Sunday 20th September 2015
Yardley Wharf to Stoke Bruerne
4 miles, 7 locks
We pulled pins early as we only wanted to go a few hundred yards down the cut under bridges 61 and 62 to moor at Yardley Wharf. Our aim was to go into Yardley Gobion to get a Sunday paper. It was very misty just after 8am when we left.
However if you look behind us as we slipped away you can see the sun trying it's best
and by the time we got to Yardley Gobion the sun had won and the sky was blue. The village is a mix of old and new, but a lot of houses are made from the local Blisworth stone which is very attractive. The odd thatched cottage just adds to the charm. If, however, you want to find the shop you need to ask as it is tucked away in the back of a housing estate (near the school). I reckon if we had not asked we would still be there now! Still it was worth the walk as it had a paper and most other essentials if they were needed.
The aim today was to get to Stoke Bruerne which we know is very popular and therefore it can be hard to find moorings. This was to be our first set of broad locks this year without Cleddau. We used the services at the bottom of the locks in the hope that someone else would come along, but I think we were too early. There had been boats coming down so all the locks were set for us and we made good progress to the top lock. This lock is always very busy with visitors, so you need to do it right - we did! It does mean there are usually people willing to help open and close gates.

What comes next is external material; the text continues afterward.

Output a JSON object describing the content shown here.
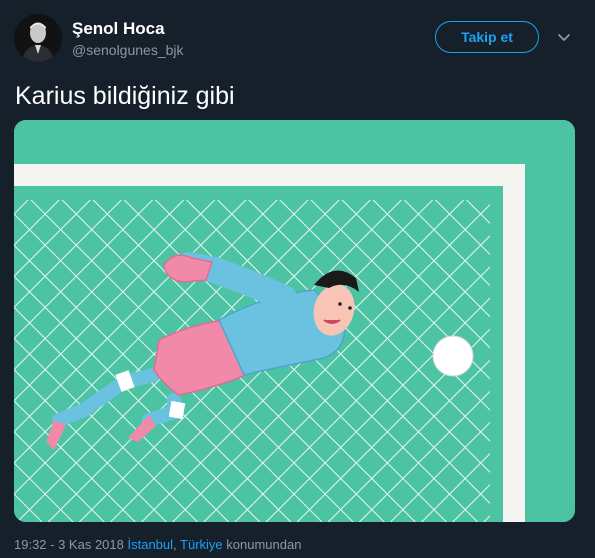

A view of Stoke Bruerne from the top lock. Stoke Bruerne (according to our canal guide book) is possibly the best canal town in the country. Most buildings are made from Blisworth Stone and it is always busy with tourists. We had been advised that it might be best to stop after 5 locks and walk up to see if there were any moorings. As we were early we decided to risk it and go on up - a wise move as we had the pick of the two day moorings.
Our first stop was The Boat for a drink and a sandwich. This was our view across the Canal to the Canal Museum.
What a wonderful sight this was - a lady busy doing her embroidery in the sun with her husband at her side. Such a fantastic place to live we thought, but alas our illusions were shattered. Boatwif from nb Cleddau had told me they had met the lady who lives at No 2 a few years back, so on our way back to the boat I asked the lady if her neighbour's name was Kathryn. 'I have no idea', was the reply - 'we are here in a holiday home!'
Whilst we were having lunch this boat came along with a fairly new skipper. The challenge was to wind (turn round). Would he make it? It was very tight
but he made it
We then walked down to the tunnel mouth (Blisworth tunnel is just round the corner - at 3057 yards it is the third longest tunnel in the country). Just before the tunnel is this -it is a segment of the middle part of the tunnel when the tunnel was re-built.
Our final destination was the Canal Museum - it makes you wonder how on earth canals were ever built when these were some of the only hand tools available.
There is a great view from the top floor
And this is for our grandsons - not quite the same as Fireman Sam's fire engine!
I mentioned boats that looked overloaded yesterday, well we met one of them again today. It was a hire boat for 12, so not overloaded and it was, inevitably, a stag party. The difference from many - these young men were sober and very polite and a pleasure to talk to. They did say they let their hair down a bit when the sun goes down, but alcohol was not in evidence at lunchtime. They were all from South Africa and based in London. Compared to some of the boats we encountered around Bath these were a delight. Even better - they were having such a good time that they are going to hire a boat again for a week next time.
And for tomorrow - well we shall see what the weather throws at us.